172 Pages… and Questions Remain

Plowing through Google’s huge registration statement with the SEC is a bit like reading entrails. Exactly what’s going to happen is left to the reader’s imagination.

In its Form S-1 filing on Thursday, the first step in a company’s going public, the Mountain View, Calif.-based search company left a lot of blanks. The famously secretive Google did not disclose when it would go public, what its ticker symbol would be or which on exchange it would trade.

The public and competitors got a look at the company’s finances, which were as good or better as the speculation, with nearly $1 billion in revenue last year. Now, how to get a piece of that? The most interesting unanswered question is exactly how the IPO shares will be sold.

Google named two investment banks, Credit Suisse First Boston and Morgan Stanley, both Wall Street institutions. At the same time, it said that all shares would be sold using the auction method. But the devil is in the details, and there are no details about how Google and its old-school investment banks will carry out the auction. There are some hints that Google may take a do-it-yourself approach, providing the technology and letting the bankers handle the money.

In the traditional IPO process, known as book-building, the investment banks set the initial offering price, frequently set the initial price below what they think the stock could fetch, so that those who buy IPO shares are sure to profit. Most of the shares are offered to institutions and the bank’s favored customers.

In an auction, would-be investors bid for a set number of shares at a set price. When the bidding is over, the bank finds the “clearing price,” the highest price at which it can sell all the shares. That becomes the maximum offering price for all shares. Anyone who bid below the final offering price doesn’t get shares; those who bid at or above the final price will get shares. All bids are treated equally; the share allocation is based on price and has nothing to do with the size of the order or the bidder’s relationship with the underwriter.

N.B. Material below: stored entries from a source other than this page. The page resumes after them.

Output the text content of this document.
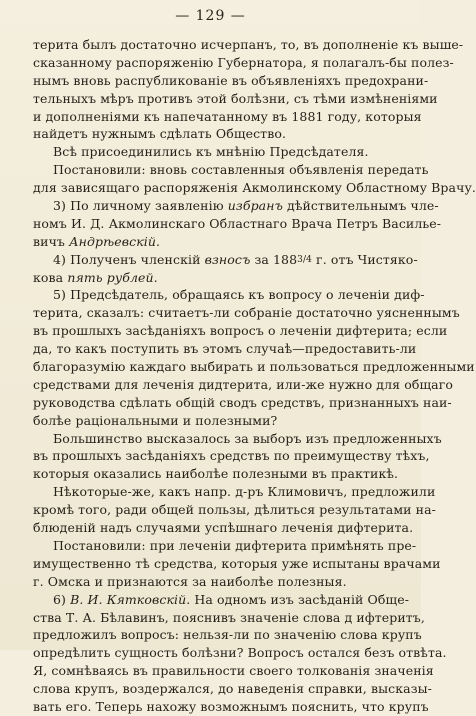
— 129 —
терита былъ достаточно исчерпанъ, то, въ дополненіе къ выше-
сказанному распоряженію Губернатора, я полагалъ-бы полез-
нымъ вновь распубликованіе въ объявленіяхъ предохрани-
тельныхъ мѣръ противъ этой болѣзни, съ тѣми измѣненіями
и дополненіями къ напечатанному въ 1881 году, которыя
найдетъ нужнымъ сдѣлать Общество.
Всѣ присоединились къ мнѣнію Предсѣдателя.
Постановили: вновь составленныя объявленія передать
для зависящаго распоряженія Акмолинскому Областному Врачу.
3) По личному заявленію избранъ дѣйствительнымъ чле-
номъ И. Д. Акмолинскаго Областнаго Врача Петръ Василье-
вичъ Андрѣевскій.
4) Полученъ членскій взносъ за 1883/4 г. отъ Чистяко-
кова пять рублей.
5) Предсѣдатель, обращаясь къ вопросу о леченіи диф-
терита, сказалъ: считаетъ-ли собраніе достаточно уясненнымъ
въ прошлыхъ засѣданіяхъ вопросъ о леченіи дифтерита; если
да, то какъ поступить въ этомъ случаѣ—предоставить-ли
благоразумію каждаго выбирать и пользоваться предложенными
средствами для леченія дидтерита, или-же нужно для общаго
руководства сдѣлать общій сводъ средствъ, признанныхъ наи-
болѣе раціональными и полезными?
Большинство высказалось за выборъ изъ предложенныхъ
въ прошлыхъ засѣданіяхъ средствъ по преимуществу тѣхъ,
которыя оказались наиболѣе полезными въ практикѣ.
Нѣкоторые-же, какъ напр. д-ръ Климовичъ, предложили
кромѣ того, ради общей пользы, дѣлиться результатами на-
блюденій надъ случаями успѣшнаго леченія дифтерита.
Постановили: при леченіи дифтерита примѣнять пре-
имущественно тѣ средства, которыя уже испытаны врачами
г. Омска и признаются за наиболѣе полезныя.
6) В. И. Кятковскій. На одномъ изъ засѣданій Обще-
ства Т. А. Бѣлавинъ, пояснивъ значеніе слова д ифтеритъ,
предложилъ вопросъ: нельзя-ли по значенію слова крупъ
опредѣлить сущность болѣзни? Вопросъ остался безъ отвѣта.
Я, сомнѣваясь въ правильности своего толкованія значенія
слова крупъ, воздержался, до наведенія справки, высказы-
вать его. Теперь нахожу возможнымъ пояснить, что крупъ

Investment firm WR Hambrecht, which champions the auction process for IPOs and provides technology and management services, isn’t listed in the SEC document. One intriguing possibility is that Google will use a version of its own bid-for-placement advertising technology to handle the bids.

“Our experience with auction-based advertising systems has been surprisingly helpful in the auction design process for the IPO,” the founders’ letter said. Its AdWords cost-per-click online ad-buying service provides a level playing field for advertisers with its open bidding system. Whoever offers the most for a specific keyword gets the top ad.

While Page and Brin in their founders’ letter said they chose an auction so that all qualified investors would get a chance to bid, there’s a question as to just how “open” the auction will be. According to the SEC filing, bidders must be customers of one of the banks handling the IPO. Executives didnt return calls, but during an earlier period of Google IPO mania, Clay Corbus, Hambrecht senior managing director of investment banking, told internetnews.com that the process is not completely computerized nor automated. All bids still are entered through a brokerage account and approved by a broker.

CSB handles investing only for institutions and the super-rich, while Morgan Stanley manages accounts for individuals. Its Internet trading accounts require a $50,000 minimum; smaller investors can open accounts, but trades must be handled by a broker.

The company aims to let bidders buy at least 80 percent of the shares they ask for. But unless Morgan Stanley or Google provides access to some specialized secure web site for all brokerage customers, those brokers could be a bottleneck. (Hambrecht provides access to its OpenIPOs through fax and phone, as well as the Internet.)

Google has the option of adding more banks to its team, and Bryan Armstrong, a partner in the investment advisory firm Ashton Partners, speculated that the company might include an Internet-based trading company like E*Trade to the roster.

“I’d think they’d open it to at least a couple more retail-friendly banks,” he said.

But there are plenty if things that could go wrong with this untested process — and there’s no way to do a beta release of the IPO. According to Keynote Systems, a Web performance measurement and management provider, the SEC Website saw a 900 percent increase in traffic the afternoon Google filed, and its performance dropped to 29 percent of normal. Google is thought to be building one of the world’s largest super computers, but still, if it hosts the auction, it risks a meltdown.

“I think there will be disappointed investors,” said Tom Taulli, a fund manager and author of the book Investing in IPOs, “after their putting out this letter saying, ‘We’re democratic, everyone gets a shot at it.'”

Could the Google cachet — combined with investor backlash against Wall Street — fuel a trend toward auction IPOs?

“I think it should,” Armstrong of Ashton Partners said. But not everyone is in Google’s fortunate position, he added. “Companies of a significant size, say $1 billion threshold, that have a decent amount of visibility, and either a strong brand, well known management team or easy-to-understand business story can get away with doing a Dutch auction,” he said. Others would do well to avail themselves of the
sales job performed by underwriters.

The stakes are high: More valuable than $2.7 billion is Google’s good will. The peace-and-love sentiments espoused by the founders could be dashed against the cold, hard Street.

Whether they screw up or not, “The auction is a huge event in the world of finance, Taulli said. “And it will be something new for institutional investors, as well.”